Para

4. Agosto 1821.

[1453,2]  Malamente si distingue la memoria dall'intelletto, quasi avesse una regione a parte nel nostro cervello. La memoria non è altro che una facoltà che l'intelletto ha di assuefarsi alle concezioni, diversa dalla facoltà di concepire o d'intendere. ec. Ed è tanto necessaria all'intelletto, ch'egli senza di essa, non è capace di verun'azione, {+(l'azione dell'intelletto è diversa dalla semplice concezione ec.)} perchè ogni 1454 azione dell'intelletto è composta, (cioè di premesse e conseguenza) nè può tirarsi la conseguenza senza la memoria delle premesse. Bensì questa facoltà, che quantunque inerentissima all'intelletto, e spesso appena distinguibile dalla facoltà di concepire e di ragionare, è però diversa, può sommamente illanguidirsi ec. senza che quella di concepire ec. s'illanguidisca nè si perda ec. e può essere anche originariamente debole, in un intelletto ben provvisto delle altre facoltà. Osservate però (contro quello che si suol dire che l'ingegno è indipendente ec. dalla memoria) che non v'è quasi grande ingegno che non abbia grande memoria, almeno originariamente. E ciò 1. perchè la facilità di assuefarsi ec. che forma i grandi ingegni, cagiona naturalmente ed include anche la facoltà della memoria ec. 2. perchè un ingegno senza memoria, ancorchè sia grande, non si conosce per tale, non potendo produrre notabili effetti ec.

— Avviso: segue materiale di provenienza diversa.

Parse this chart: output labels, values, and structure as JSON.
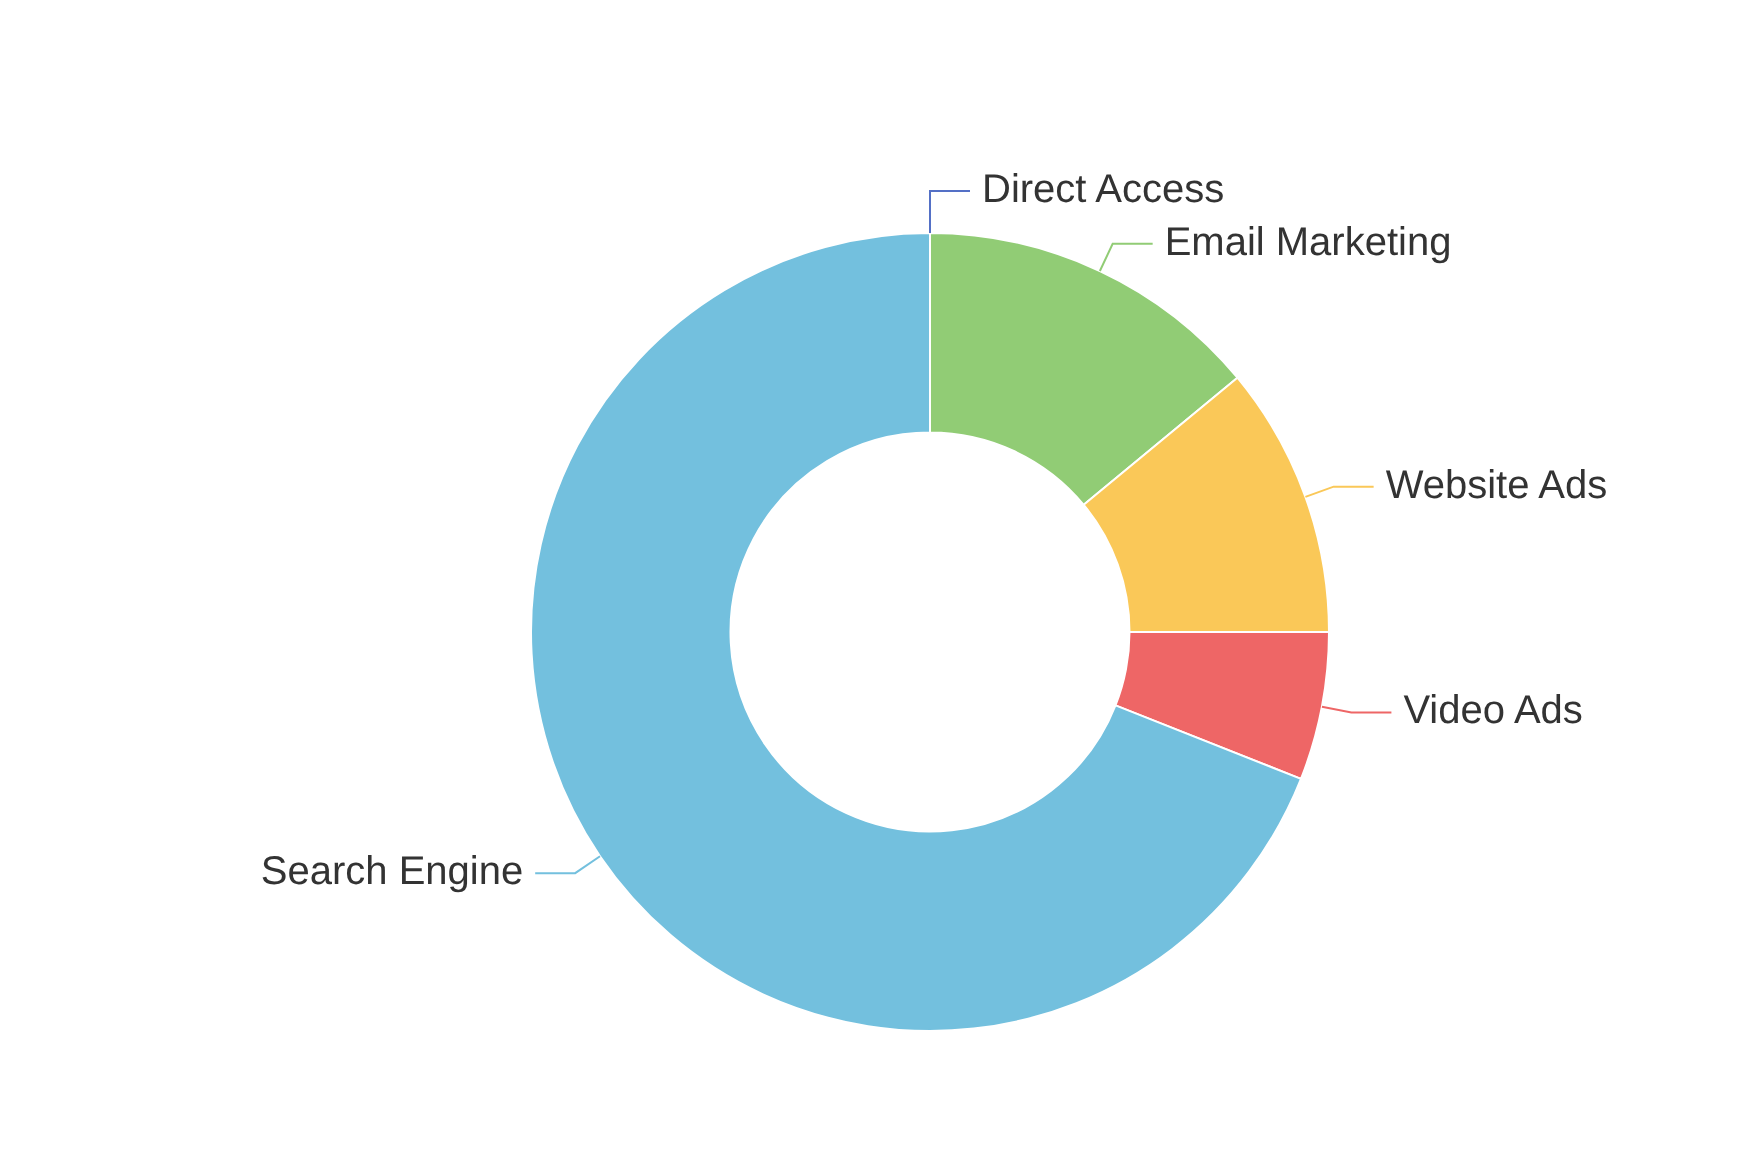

[1454,1]  Del resto la facoltà di assuefazione in che consiste la memoria è indipendente in molte parti dalla volontà, come altre assuefazioni 1455 materiali e fuor della mente ec. Il che si vede sì per mille altre cose, sì perchè spessissimo una sensazione {provata presentemente,} ce ne richiama alla memoria un'altra provata per l'addietro, senza che la volontà contribuisca, o abbia pure il tempo di contribuire a richiamarla. Così un canto ci richiama p. e. quello che noi facevamo altra volta udendo quello stesso canto ec. Così l'Alfieri nel principio della sua Vita, osserva una sua rimembranza che fa al proposito ec. (4. Agosto 1821.)